Vostre bouche, ô deesse ! a mal prophetizé ;
Pardonnez si l’Amour me fait vous contredire,
Car Philene a bouché ses oreilles de cire,
Et des charmes trompeurs ne l’ont point amusé.

Cet œil, qui l’a rendu quelquefois embrasé,
Obscurci d’un plus beau, pour luy cesse de luire ;
Il le voit sans danger, sans joie et sans martire :
Jamais un bel esprit n’est deux fois abusé.

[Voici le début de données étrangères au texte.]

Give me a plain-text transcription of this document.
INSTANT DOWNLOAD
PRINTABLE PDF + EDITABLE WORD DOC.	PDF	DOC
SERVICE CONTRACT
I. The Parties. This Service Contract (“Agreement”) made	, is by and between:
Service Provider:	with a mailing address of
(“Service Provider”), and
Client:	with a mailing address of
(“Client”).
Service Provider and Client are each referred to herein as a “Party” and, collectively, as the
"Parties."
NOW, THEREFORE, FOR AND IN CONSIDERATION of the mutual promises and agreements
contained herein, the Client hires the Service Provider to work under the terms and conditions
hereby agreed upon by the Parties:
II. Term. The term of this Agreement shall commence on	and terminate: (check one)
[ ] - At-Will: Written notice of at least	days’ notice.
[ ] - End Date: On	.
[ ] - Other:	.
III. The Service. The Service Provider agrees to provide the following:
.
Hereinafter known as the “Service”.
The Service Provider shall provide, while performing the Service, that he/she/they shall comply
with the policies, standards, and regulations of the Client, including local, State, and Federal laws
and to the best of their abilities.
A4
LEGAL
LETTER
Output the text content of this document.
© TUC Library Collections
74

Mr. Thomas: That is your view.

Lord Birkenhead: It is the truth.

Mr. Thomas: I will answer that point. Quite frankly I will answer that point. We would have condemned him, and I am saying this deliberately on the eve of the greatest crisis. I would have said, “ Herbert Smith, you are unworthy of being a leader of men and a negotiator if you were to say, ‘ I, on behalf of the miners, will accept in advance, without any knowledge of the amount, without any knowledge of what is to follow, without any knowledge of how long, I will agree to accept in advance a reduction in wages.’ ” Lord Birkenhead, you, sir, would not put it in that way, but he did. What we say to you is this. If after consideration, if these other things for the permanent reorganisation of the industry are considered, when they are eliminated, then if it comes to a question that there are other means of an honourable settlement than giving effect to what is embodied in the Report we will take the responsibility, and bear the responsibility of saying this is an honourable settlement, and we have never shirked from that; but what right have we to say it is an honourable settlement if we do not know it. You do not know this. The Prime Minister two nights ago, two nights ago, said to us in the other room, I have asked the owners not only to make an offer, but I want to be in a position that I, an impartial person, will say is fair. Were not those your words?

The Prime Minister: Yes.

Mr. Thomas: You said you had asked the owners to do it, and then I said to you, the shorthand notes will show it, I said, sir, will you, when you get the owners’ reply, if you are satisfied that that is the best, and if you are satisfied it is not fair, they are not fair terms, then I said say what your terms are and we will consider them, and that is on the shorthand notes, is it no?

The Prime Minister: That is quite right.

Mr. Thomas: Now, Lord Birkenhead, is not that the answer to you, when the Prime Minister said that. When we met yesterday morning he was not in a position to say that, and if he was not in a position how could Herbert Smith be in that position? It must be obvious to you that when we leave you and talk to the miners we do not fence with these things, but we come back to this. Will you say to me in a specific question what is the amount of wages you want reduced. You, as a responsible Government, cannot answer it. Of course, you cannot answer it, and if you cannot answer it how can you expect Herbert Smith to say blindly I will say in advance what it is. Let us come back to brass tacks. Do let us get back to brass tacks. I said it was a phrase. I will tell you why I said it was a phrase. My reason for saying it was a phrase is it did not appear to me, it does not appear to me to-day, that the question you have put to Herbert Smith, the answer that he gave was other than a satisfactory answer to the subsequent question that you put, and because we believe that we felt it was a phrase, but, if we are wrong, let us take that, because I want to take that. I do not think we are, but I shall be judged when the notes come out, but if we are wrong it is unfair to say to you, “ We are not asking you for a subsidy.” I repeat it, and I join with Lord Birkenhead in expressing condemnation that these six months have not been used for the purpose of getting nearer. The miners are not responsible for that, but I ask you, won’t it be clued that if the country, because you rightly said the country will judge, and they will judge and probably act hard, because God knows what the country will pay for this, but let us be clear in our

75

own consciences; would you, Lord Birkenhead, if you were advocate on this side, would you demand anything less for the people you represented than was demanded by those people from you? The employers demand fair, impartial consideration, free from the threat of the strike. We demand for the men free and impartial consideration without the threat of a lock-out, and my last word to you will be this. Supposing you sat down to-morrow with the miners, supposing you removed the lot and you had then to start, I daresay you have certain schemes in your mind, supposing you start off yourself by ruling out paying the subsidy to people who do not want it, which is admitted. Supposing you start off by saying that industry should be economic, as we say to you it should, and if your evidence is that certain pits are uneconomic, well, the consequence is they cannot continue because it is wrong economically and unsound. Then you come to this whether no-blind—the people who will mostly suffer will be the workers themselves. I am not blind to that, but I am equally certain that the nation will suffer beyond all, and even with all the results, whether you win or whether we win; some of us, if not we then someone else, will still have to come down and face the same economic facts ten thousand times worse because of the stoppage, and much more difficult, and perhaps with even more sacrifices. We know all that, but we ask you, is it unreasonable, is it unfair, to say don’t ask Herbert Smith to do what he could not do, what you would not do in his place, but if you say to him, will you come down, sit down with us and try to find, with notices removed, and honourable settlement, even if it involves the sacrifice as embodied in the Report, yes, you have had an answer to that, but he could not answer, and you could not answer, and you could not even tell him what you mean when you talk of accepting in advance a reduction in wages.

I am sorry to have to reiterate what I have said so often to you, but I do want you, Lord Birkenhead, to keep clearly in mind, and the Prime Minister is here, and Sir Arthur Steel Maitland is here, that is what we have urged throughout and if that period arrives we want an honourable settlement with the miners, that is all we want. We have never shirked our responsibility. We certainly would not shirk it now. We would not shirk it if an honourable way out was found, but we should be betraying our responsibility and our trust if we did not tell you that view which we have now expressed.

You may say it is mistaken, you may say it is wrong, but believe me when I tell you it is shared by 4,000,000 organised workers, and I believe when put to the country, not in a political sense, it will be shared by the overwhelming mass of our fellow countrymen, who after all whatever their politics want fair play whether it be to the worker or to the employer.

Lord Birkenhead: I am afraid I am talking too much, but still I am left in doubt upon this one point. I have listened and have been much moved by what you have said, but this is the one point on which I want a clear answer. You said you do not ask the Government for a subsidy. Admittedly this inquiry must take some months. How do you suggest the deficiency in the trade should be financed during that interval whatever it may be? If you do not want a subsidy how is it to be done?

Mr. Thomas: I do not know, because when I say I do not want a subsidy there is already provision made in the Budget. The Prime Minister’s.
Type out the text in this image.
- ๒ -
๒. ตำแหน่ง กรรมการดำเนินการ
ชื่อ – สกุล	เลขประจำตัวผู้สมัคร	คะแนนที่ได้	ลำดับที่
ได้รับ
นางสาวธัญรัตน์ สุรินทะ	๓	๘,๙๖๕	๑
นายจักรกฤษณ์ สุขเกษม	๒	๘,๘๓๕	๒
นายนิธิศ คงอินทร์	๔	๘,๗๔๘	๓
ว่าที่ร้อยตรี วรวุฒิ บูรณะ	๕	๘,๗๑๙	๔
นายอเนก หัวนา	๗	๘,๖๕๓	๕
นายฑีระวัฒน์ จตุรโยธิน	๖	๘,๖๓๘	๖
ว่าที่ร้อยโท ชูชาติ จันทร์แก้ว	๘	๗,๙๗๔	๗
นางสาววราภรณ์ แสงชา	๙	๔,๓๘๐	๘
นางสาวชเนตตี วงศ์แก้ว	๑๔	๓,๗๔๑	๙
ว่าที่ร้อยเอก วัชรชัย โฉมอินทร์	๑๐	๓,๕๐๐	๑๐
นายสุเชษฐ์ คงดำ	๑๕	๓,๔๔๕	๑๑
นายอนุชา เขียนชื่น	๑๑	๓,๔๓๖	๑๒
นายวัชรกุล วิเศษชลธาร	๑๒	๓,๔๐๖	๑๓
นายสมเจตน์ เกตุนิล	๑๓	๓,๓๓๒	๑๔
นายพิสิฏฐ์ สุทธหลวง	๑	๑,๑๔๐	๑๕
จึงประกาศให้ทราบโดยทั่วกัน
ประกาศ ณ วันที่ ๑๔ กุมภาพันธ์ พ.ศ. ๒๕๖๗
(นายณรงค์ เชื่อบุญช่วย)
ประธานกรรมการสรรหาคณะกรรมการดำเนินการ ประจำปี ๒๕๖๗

Reste donc, que Diane, en voyant sa constance,
Souffre qu’Amour la touche, et, douce, ore commance
A plaindre un peu le mal d’un cœur qui est tout sien ;

Sinon vous jugerez si l’amant est bien sage,
Qui fuit les doux appas d’une dame volage
Pour se perdre aux rigueurs d’une qui n’aime rien.


XLV


Cent et cent fois le jour je fay nouveaux discours ;
Mal contant, mal payé des travaux que j’endure,
Et, lassé de porter une charge si dure,
Je rebelle mon cœur du grand roy des amours.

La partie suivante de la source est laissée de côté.